The Genbank common name for the species this gene belongs to as assigned by the NCBI.
This section contains information on homologs of the gene in other species within a table with species symbol and database ID as the columns.
Provides links to external pages dedicated to information on the gene and to genome browsers. Links are to the following pages:
- The NCBI gene page at the NCBI provides curated sequence and descriptive information about genetic loci including official nomenclature, synonyms, sequence accessions, phenotypes, EC numbers, MIM numbers, UniGene clusters, homology, map locations, and related web sites. There is also a link to the gene annotation at the NCBI Sequence Viewer, the graphical display for the NCBI Nucleotide and Protein databases.
- The Ensembl Gene View displays data associated at the gene level such as orthologs, paralogs, regulatory regions and splice variants. There is a link to the gene annotation at the Ensembl Genome Browser.
Information on proteins encoded by the gene in question. Links are made via UniProt protein accessions. There are four possible links per Symbol Report:
- The UniProt page for the encoded gene protein product. The UniProt Protein Knowledgebase is described as a curated protein sequence database that provides a high level of annotation, a minimal level of redundancy and high level of integration with other databases. We do not map to TrEMBL entries within UniProt, we only map to Swiss-Prot entries as these are manually annotated and reviewed.

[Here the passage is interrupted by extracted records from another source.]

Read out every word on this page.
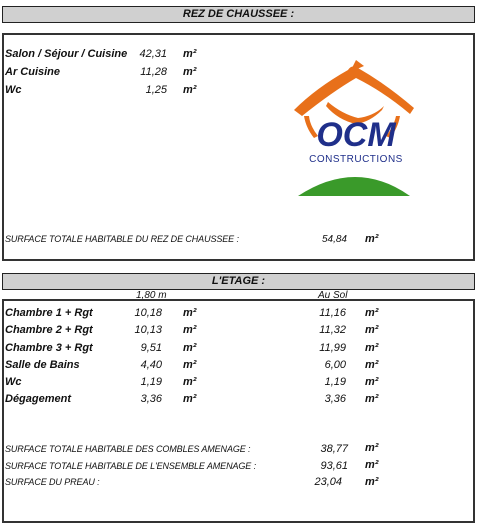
REZ DE CHAUSSEE :
Salon / Séjour / Cuisine	42,31 m²
Ar Cuisine	11,28 m²
Wc	1,25 m²
OCM
CONSTRUCTIONS
SURFACE TOTALE HABITABLE DU REZ DE CHAUSSEE :	54,84 m²
L'ETAGE :
1,80 m	Au Sol
Chambre 1 + Rgt	10,18 m²	11,16 m²
Chambre 2 + Rgt	10,13 m²	11,32 m²
Chambre 3 + Rgt	9,51 m²	11,99 m²
Salle de Bains	4,40 m²	6,00 m²
Wc	1,19 m²	1,19 m²
Dégagement	3,36 m²	3,36 m²
SURFACE TOTALE HABITABLE DES COMBLES AMENAGE :	38,77 m²
SURFACE TOTALE HABITABLE DE L'ENSEMBLE AMENAGE :	93,61 m²
SURFACE DU PREAU :	23,04 m²
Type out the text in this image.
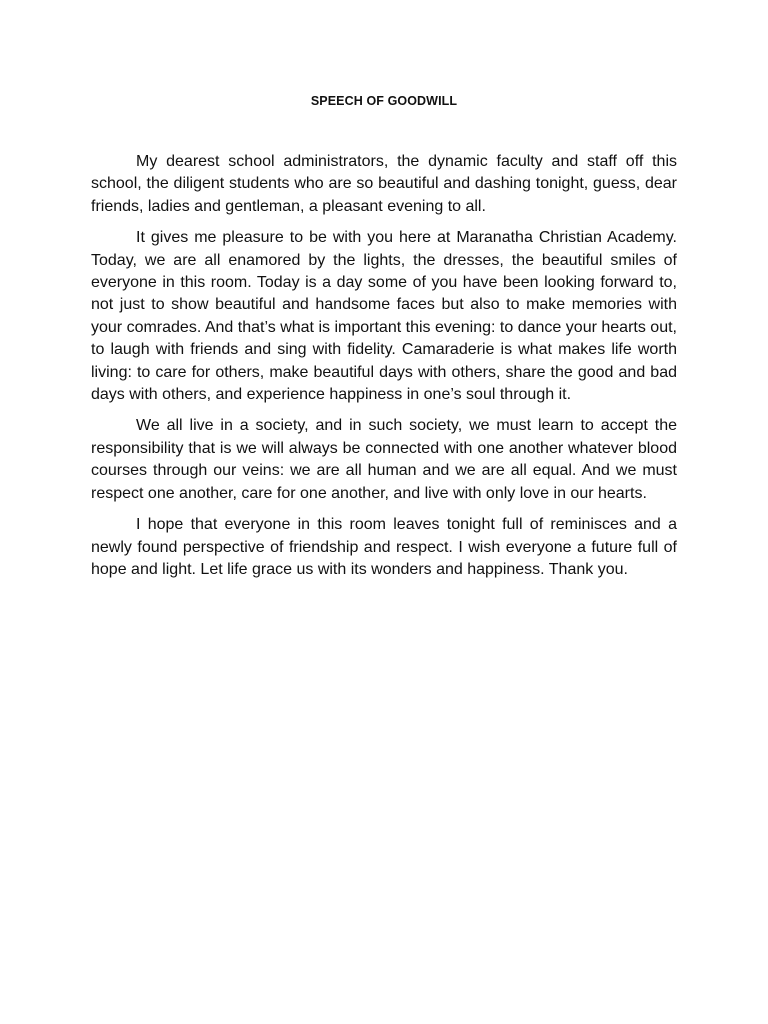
SPEECH OF GOODWILL

My dearest school administrators, the dynamic faculty and staff off this school, the diligent students who are so beautiful and dashing tonight, guess, dear friends, ladies and gentleman, a pleasant evening to all.

It gives me pleasure to be with you here at Maranatha Christian Academy. Today, we are all enamored by the lights, the dresses, the beautiful smiles of everyone in this room. Today is a day some of you have been looking forward to, not just to show beautiful and handsome faces but also to make memories with your comrades. And that’s what is important this evening: to dance your hearts out, to laugh with friends and sing with fidelity. Camaraderie is what makes life worth living: to care for others, make beautiful days with others, share the good and bad days with others, and experience happiness in one’s soul through it.

We all live in a society, and in such society, we must learn to accept the responsibility that is we will always be connected with one another whatever blood courses through our veins: we are all human and we are all equal. And we must respect one another, care for one another, and live with only love in our hearts.

I hope that everyone in this room leaves tonight full of reminisces and a newly found perspective of friendship and respect. I wish everyone a future full of hope and light. Let life grace us with its wonders and happiness. Thank you.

- The InterPro page mapped to the displayed UniProt protein accession. InterPro is an integrated database of predictive protein "signatures" used for the classification and automatic annotation of proteins and genomes.
- The PDBe page mapped to the displayed UniProt accession. PDBe is a founding member of the Worldwide Protein Data Bank which collects, organises and disseminates data on biological macromolecular structures.
- The Reactome protein-level page mapped to the displayed UniProt protein accession. Reactome is an manually curated and peer-reviewed pathway database.